Читаем без скачивания От Пушкина до Пушкинского дома: очерки исторической поэтики русского романа - Светлана Пискунова
Шрифт:
Интервал:
Закладка:
Восходящее к книге К. В. Мочульского, распространенное в критике представление о «единодержавии» героя романа «Идиот» (необходимое условие «христоцентризма») порождено несоответствием реликтового «единоличного» названия романа, сохранившегося от в корне изменившегося первоначального замысла, и его реальной многогеройностью. Обычно мысль о том, что целое романа держится на фигуре князя, подкрепляется обрываемым на полуслове известным признанием писателя, содержащимся в письме А. Н. Майкову от 31 декабря 1867 года (12 января 1868): «Но целое?

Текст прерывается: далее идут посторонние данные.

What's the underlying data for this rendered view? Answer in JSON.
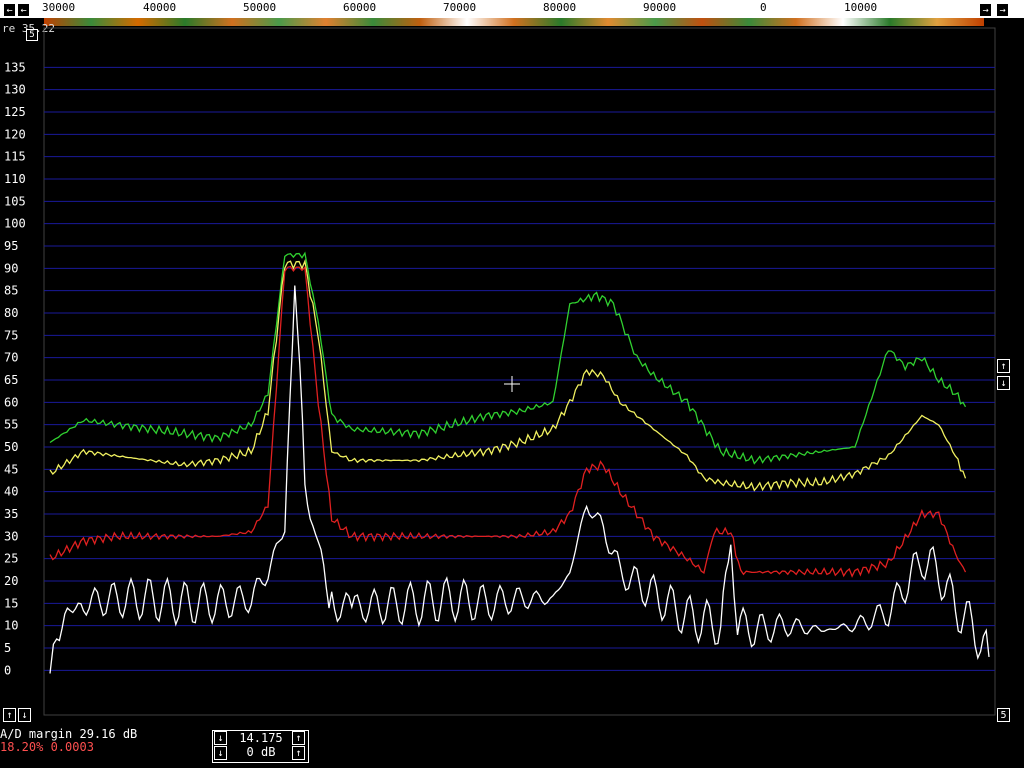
{
  "freq_axis": {
    "labels": [
      "30000",
      "40000",
      "50000",
      "60000",
      "70000",
      "80000",
      "90000",
      "0",
      "10000"
    ]
  },
  "overlay_text": "re 35.22",
  "corner_box_label": "5",
  "status": {
    "ad_margin": "A/D margin 29.16 dB",
    "ratio": "18.20% 0.0003",
    "ratio_color": "#ff5050"
  },
  "tuner": {
    "frequency": "14.175",
    "gain": "0 dB"
  },
  "buttons": {
    "left_arrow": "←",
    "right_arrow": "→",
    "up_arrow": "↑",
    "down_arrow": "↓",
    "bottom_right_label": "5"
  },
  "chart_data": {
    "type": "line",
    "ylim": [
      -10,
      140
    ],
    "y_ticks": [
      0,
      5,
      10,
      15,
      20,
      25,
      30,
      35,
      40,
      45,
      50,
      55,
      60,
      65,
      70,
      75,
      80,
      85,
      90,
      95,
      100,
      105,
      110,
      115,
      120,
      125,
      130,
      135
    ],
    "x_labels": [
      "30000",
      "40000",
      "50000",
      "60000",
      "70000",
      "80000",
      "90000",
      "0",
      "10000"
    ],
    "grid": true,
    "colors": {
      "grid": "#1a1a9a",
      "green": "#30d030",
      "yellow": "#f0f060",
      "red": "#e02020",
      "white": "#ffffff"
    },
    "series": [
      {
        "color": "green",
        "values": [
          [
            0,
            51
          ],
          [
            1,
            56
          ],
          [
            2,
            55
          ],
          [
            3,
            54
          ],
          [
            4,
            53
          ],
          [
            5,
            52
          ],
          [
            6,
            55
          ],
          [
            6.5,
            62
          ],
          [
            7,
            93
          ],
          [
            7.6,
            93
          ],
          [
            8,
            78
          ],
          [
            8.4,
            57
          ],
          [
            9,
            54
          ],
          [
            11,
            53
          ],
          [
            12,
            55
          ],
          [
            13,
            57
          ],
          [
            14,
            58
          ],
          [
            15,
            60
          ],
          [
            15.5,
            82
          ],
          [
            16.3,
            84
          ],
          [
            16.8,
            82
          ],
          [
            17.5,
            70
          ],
          [
            18,
            66
          ],
          [
            19,
            60
          ],
          [
            20,
            49
          ],
          [
            21,
            47
          ],
          [
            22,
            48
          ],
          [
            23,
            49
          ],
          [
            24,
            50
          ],
          [
            25,
            72
          ],
          [
            25.5,
            68
          ],
          [
            26,
            70
          ],
          [
            26.5,
            65
          ],
          [
            27,
            62
          ],
          [
            27.3,
            59
          ]
        ]
      },
      {
        "color": "yellow",
        "values": [
          [
            0,
            44
          ],
          [
            1,
            49
          ],
          [
            2,
            48
          ],
          [
            3,
            47
          ],
          [
            4,
            46
          ],
          [
            5,
            47
          ],
          [
            6,
            49
          ],
          [
            6.5,
            58
          ],
          [
            7,
            91
          ],
          [
            7.6,
            91
          ],
          [
            8,
            75
          ],
          [
            8.4,
            49
          ],
          [
            9,
            47
          ],
          [
            11,
            47
          ],
          [
            12,
            48
          ],
          [
            13,
            49
          ],
          [
            14,
            51
          ],
          [
            15,
            54
          ],
          [
            15.5,
            60
          ],
          [
            16,
            67
          ],
          [
            16.5,
            66
          ],
          [
            17,
            60
          ],
          [
            18,
            54
          ],
          [
            19,
            48
          ],
          [
            19.5,
            43
          ],
          [
            20,
            42
          ],
          [
            21,
            41
          ],
          [
            22,
            42
          ],
          [
            23,
            42
          ],
          [
            24,
            44
          ],
          [
            25,
            48
          ],
          [
            26,
            57
          ],
          [
            26.5,
            55
          ],
          [
            27,
            48
          ],
          [
            27.3,
            43
          ]
        ]
      },
      {
        "color": "red",
        "values": [
          [
            0,
            25
          ],
          [
            1,
            29
          ],
          [
            2,
            30
          ],
          [
            3,
            30
          ],
          [
            4,
            30
          ],
          [
            5,
            30
          ],
          [
            6,
            31
          ],
          [
            6.5,
            37
          ],
          [
            7,
            90
          ],
          [
            7.6,
            90
          ],
          [
            8,
            60
          ],
          [
            8.4,
            34
          ],
          [
            9,
            30
          ],
          [
            11,
            30
          ],
          [
            12,
            30
          ],
          [
            13,
            30
          ],
          [
            14,
            30
          ],
          [
            15,
            31
          ],
          [
            15.5,
            35
          ],
          [
            16,
            45
          ],
          [
            16.5,
            46
          ],
          [
            17,
            40
          ],
          [
            17.5,
            35
          ],
          [
            18,
            30
          ],
          [
            19,
            25
          ],
          [
            19.5,
            22
          ],
          [
            19.8,
            31
          ],
          [
            20.3,
            31
          ],
          [
            20.6,
            22
          ],
          [
            21,
            22
          ],
          [
            22,
            22
          ],
          [
            23,
            22
          ],
          [
            24,
            22
          ],
          [
            25,
            24
          ],
          [
            26,
            35
          ],
          [
            26.5,
            35
          ],
          [
            27,
            26
          ],
          [
            27.3,
            22
          ]
        ]
      },
      {
        "color": "white",
        "values": [
          [
            0,
            0
          ],
          [
            0.2,
            10
          ],
          [
            1,
            15
          ],
          [
            2,
            16
          ],
          [
            3,
            16
          ],
          [
            4,
            15
          ],
          [
            5,
            15
          ],
          [
            6,
            16
          ],
          [
            6.5,
            22
          ],
          [
            7,
            32
          ],
          [
            7.3,
            90
          ],
          [
            7.6,
            40
          ],
          [
            8,
            28
          ],
          [
            8.4,
            15
          ],
          [
            9,
            14
          ],
          [
            11,
            15
          ],
          [
            12,
            16
          ],
          [
            13,
            15
          ],
          [
            14,
            16
          ],
          [
            15,
            16
          ],
          [
            15.5,
            22
          ],
          [
            16,
            37
          ],
          [
            16.5,
            32
          ],
          [
            17,
            22
          ],
          [
            18,
            17
          ],
          [
            19,
            12
          ],
          [
            20,
            10
          ],
          [
            20.3,
            28
          ],
          [
            20.5,
            10
          ],
          [
            21,
            9
          ],
          [
            22,
            10
          ],
          [
            23,
            9
          ],
          [
            24,
            10
          ],
          [
            25,
            13
          ],
          [
            26,
            25
          ],
          [
            26.5,
            22
          ],
          [
            27,
            14
          ],
          [
            27.5,
            10
          ],
          [
            28,
            3
          ]
        ]
      }
    ]
  }
}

Но герой? Потому что целое у меня выходит в виде героя. Так поставилось…» (28, кн. 2, 241). Однако пафос письма заключается не столько в отождествлении романного целого и героя (в этом ни для автора письма, ни для адресата нет ничего нового: такой принцип построения Достоевским был выдержан в «Преступлении и наказании»), а в последующем признании: «И, вообразите, какие, сами собой, вышли ужасы: оказалось, что кроме героя, есть и героиня, а стало быть, ДВА ГЕРОЯ! И кроме этих героев есть еще два характера – совершенно главных, то есть почти героев… Из четырех героев – два обозначены в душе у меня крепко, один еще совершенно не обозначился, а четвертый, т. е. главный, т. е. первый герой – чрезвычайно слаб…» (там же). Из письма явственно следует, что «держателем» единства романа изначально оказывается не один Мышкин. По крайней мере, не он один. Достоевский ясно сознает, что при наличии главного героя, целое романа держится не на нем одном, а, по меньшей мере, еще на троих героях, на всех четверых. В конечном счете, на тех самых, которые в кульминационный – непосредственно ведущий к трагической развязке – момент развития действия во второй половине романа сойдутся в доме Дарьи Алексеевны в Павловске: «…поджидавший Рогожин впустил князя и Аглаю и запер за ними дверь. „Во всем доме никого теперь, кроме нас вчетвером“, – заметил он вслух и странно посмотрел на князя…» (468). Между ними – четырьмя – все и решится. Развитие взаимоотношений фигурирующих в вершинах квадрата лиц58 и создает динамику «главного сюжета» романа, какие бы эзотерические смыслы исследователи в эту формулу Достоевского из подготовительных материалов к роману ни вкладывали.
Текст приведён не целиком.